Maduru Oya National Park
Last Updated On January 26, 2022
Last Updated On January 26, 2022
Maduru Oya National Park, with a total area of 58,849 hectares, is located in the dry zone, 314 kilometers from Colombo. Maduru Oya park boundaries lie in Polonnaruwa, Badulla, and Ampara districts. The Maduru Oya River rises from the low hills stretching from the Lunugala ridges and to the north of the Uva basin, runs northward, turns east around Welikanda, and flows into the long narrow lagoon that stretches inland from the Vandaloos bay between Attuduwa to the north and Passikudha to the south. The Maduru Oya wildlife reserve in Sri Lanka is famous for viewing mammals such as elephants and endemic birds. The elephant habitat in Maduru Oya is widely known. Other animals include elephants, leopards, sloth bears, Sambhur, spotted and barking deer, wild boar, and wild buffalo. Among the nearly 100 bird species present in the park are the Woolly-necked stork, Openbill, painted stork, Racket-tailed Drongo Sri Lanka jungle fowl, Yellow-fronted Barbet, and spurfowl.
Maduru Oya National Park is situated in the dry zone of Sri Lanka and receives an average rainfall of about 1,915 mm.
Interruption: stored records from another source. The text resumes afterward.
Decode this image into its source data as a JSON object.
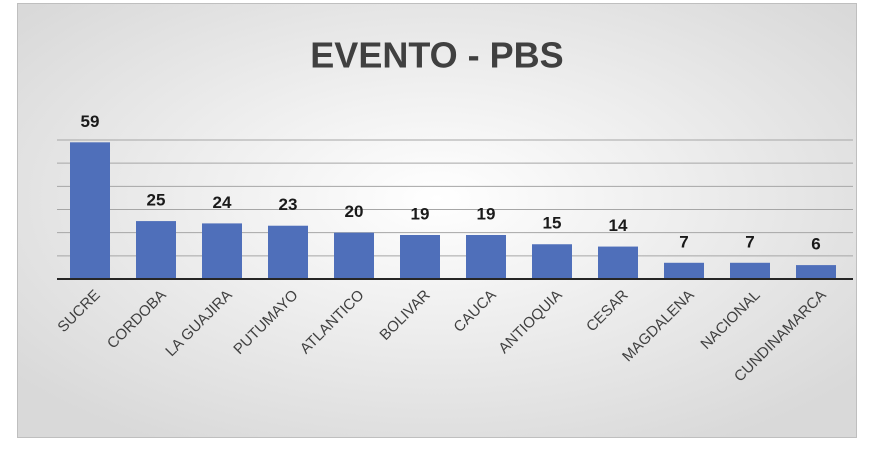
{
  "chart_data": {
    "type": "bar",
    "title": "EVENTO - PBS",
    "categories": [
      "SUCRE",
      "CORDOBA",
      "LA GUAJIRA",
      "PUTUMAYO",
      "ATLANTICO",
      "BOLIVAR",
      "CAUCA",
      "ANTIOQUIA",
      "CESAR",
      "MAGDALENA",
      "NACIONAL",
      "CUNDINAMARCA"
    ],
    "values": [
      59,
      25,
      24,
      23,
      20,
      19,
      19,
      15,
      14,
      7,
      7,
      6
    ],
    "color": "#4f6fba",
    "ylim": [
      0,
      60
    ],
    "yticks": [
      0,
      10,
      20,
      30,
      40,
      50,
      60
    ],
    "grid": true
  }
}
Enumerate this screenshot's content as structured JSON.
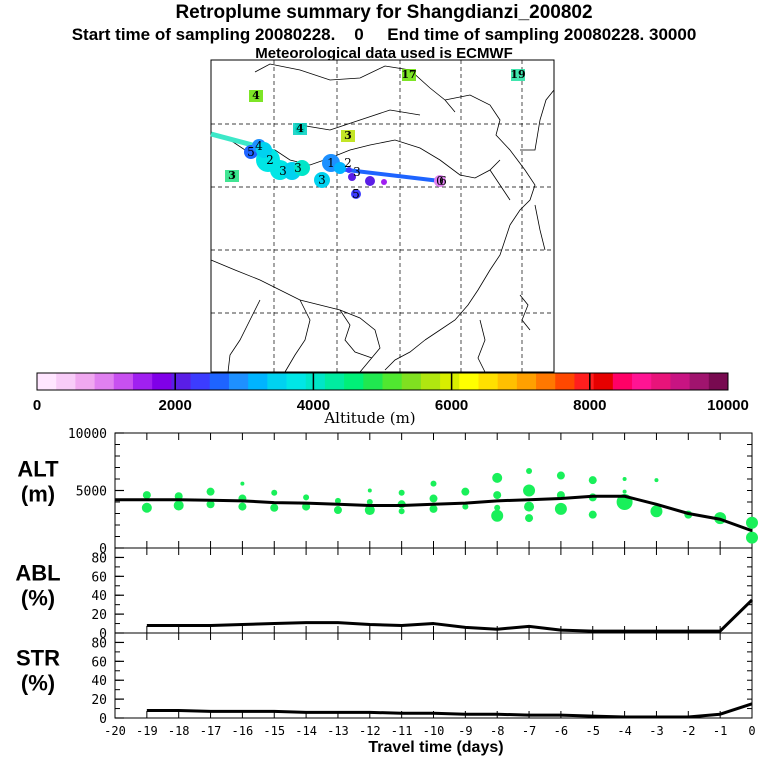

January is the coldest month, with an average high temperature of 29°C and a low temperature of 20°C, and June is the warmest month, with an average high temperature of 33°C.
Despite being confined to the dry zone lowlands, with rains limited to three months of the year (November to January) and with irregular inter-monsoon showers, water systems here make up about 15% of the land area of the Maduru Oya Park, by several reservoirs such as Maduru Oya reservoir, Ratkinda, Ulhitiya, and tributaries of Mahaweli and Maduru Oya.
Go on a Jeep Safari
You should take a safari tour while in the forest because it will show you around the park. Visitors can undertake vehicle safaris in the Maduru Oya National Park, divided into numerous sections. You may always organize a full-day safari trip to take you to various locations across the park. The elephants are one of the leading attractions. Choose a small group since you will appreciate it more if there is more room to observe the sights. Always choose an ethical company and not harm the wildlife or the flora. Most safaris do not include the national park entrance fee. Therefore, visitors must pay it at the entry gate. You can also book the safari ahead of time to ensure that you get a seat. Other than elephants, you will view various wildlife on these safaris. These may include leopards, wild boars, wild buffalo, painted storks, and spurfowls.
Visit the Ruins
The Maduru Oya National Park contains various significant ruins in Sri Lankan history. Most of them located in Henanigala, Kudawella, Gurukumbura, Uluketangoda, and Weerapokuna areas. So, if you enjoy history, you should visit them. Ruined Buddhist shrines, temples, sculptures, and Dagobas are famous ruins found here. One of the biggest draws is a historic sluice possibly erected before the 6th century. You may also witness the early Brahmin scripts discovered at Kandegama Kanda, built in the third century. So, arrange for a vehicle or cab to drive you to the ruins. Sometimes, guides present will walk you around and tell you about the significance of the sites in Sri Lankan history. Visit the Vedda villages if you want to learn more about them, their way of life, and their legacy.
The park office, located in front of Maduru Oya reservoir, has two circuit bungalows and one dormitory. Nature enthusiasts can stay at the Ulhitiya campsite. At the park's entrance, there is a well-organized wildlife museum. The Maduru Oya National Park is beyond the Wasgamuwa National Park, a jewel that is not totally in the spotlight. It is a massive expanse of over 58,800 hectares in Sri Lanka's eastern province, home to wildlife, ruins, and engineering wonders.
Maduru Oya can be accessed via Matale and Hettipola, or by Dehiattakandiya if traveling from Polonnaruwa or Mahiyanganaya. Wasgamuwa National Park is closer to Maduru Oya. Kurunegala, Dambulla, Habarana, Polonnaruwa, and Manampitiya are alternative routes from Colombo (165 miles/265 kilometers). The main entry point from the north is Manampitiya (16 miles/25 km) on the Polonnaruwa-Batticaloa route.